Abstract

The real practice of breast cancer diagnosis and treatment is often very different from guideline recommendations. Screening programs should minimize deviations from "best practice". The aim of the study was to compare cases detected by screening programs with cases that were not part of the public screening program, analyzing the diagnostic pathways from the first suspected breast problem to therapeutic intervention for breast cancer. We interviewed a random sample of 268 women aged 49-70 years in three Italian regions (Lazio, Tuscany, Basilicata) who were treated for breast cancer, stratified by screening participation. In the nonscreened group, 48% of women were symptomatic and 50% were diagnosed by preventive tests. The proportion of women treated within 30 days of diagnosis was significantly lower in the screened group, 21.3% vs 35.8% (P = 0.0003).
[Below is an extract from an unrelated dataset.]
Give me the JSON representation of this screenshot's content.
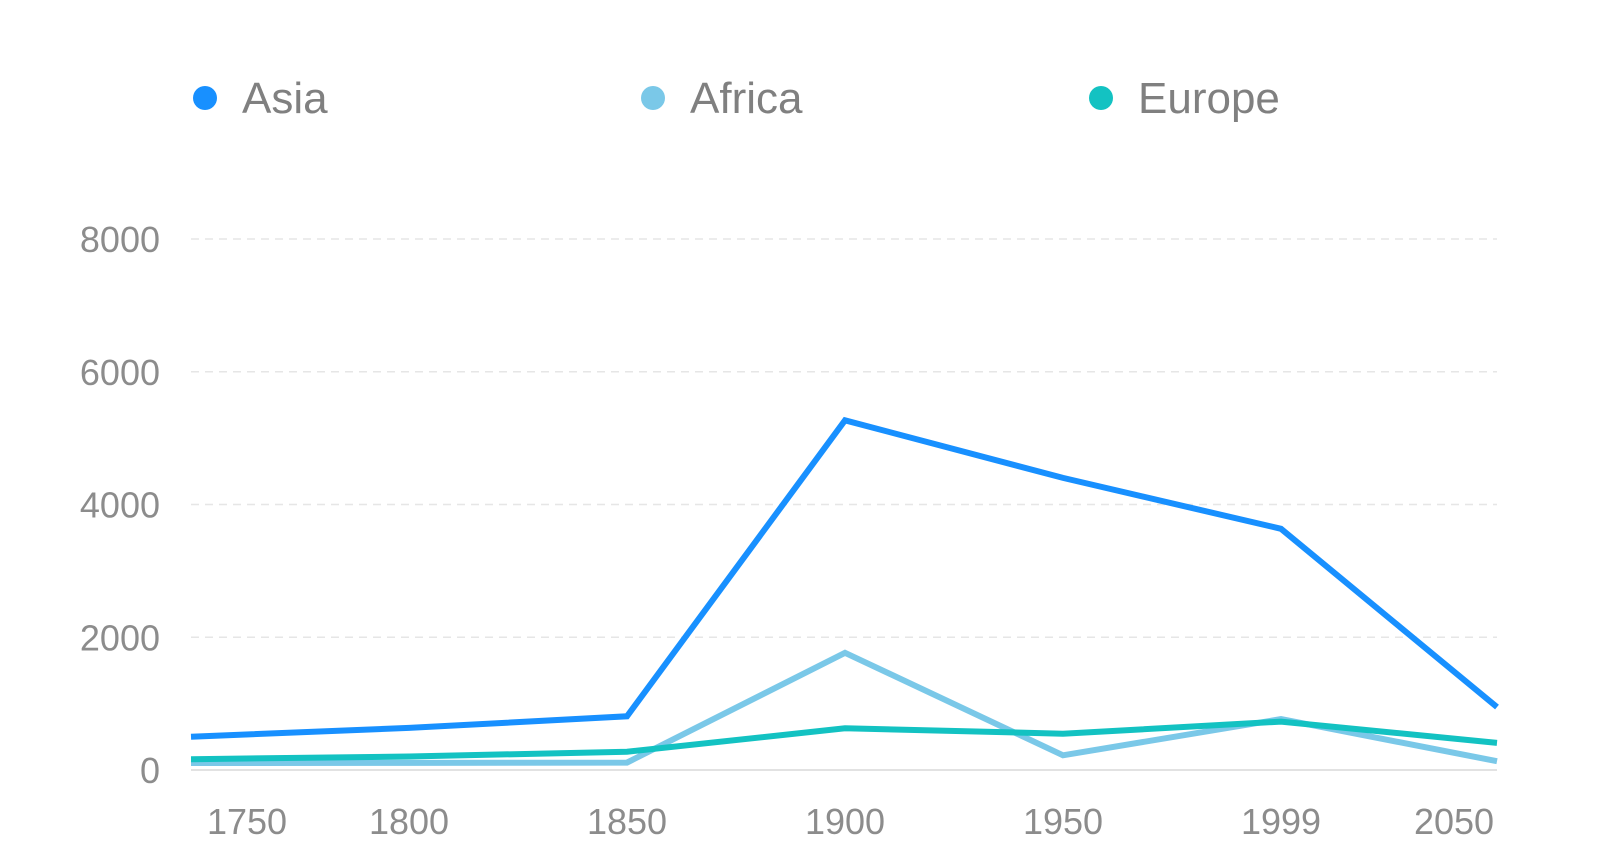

The mean number of tests (mammography, ultrasonography, cytology and histology) performed in the screened group was significantly higher than in the nonscreened group, 3.7 vs 2.8 (P = 0.001). The percentage of women treated without a preoperative histological or cytological diagnosis was lower in the screened group than in the nonscreened group, 14% vs 25% (P = 0.024). Participation in screening programs seems to lead to more appropriate disease management even for breast cancer cases treated at the same hospital.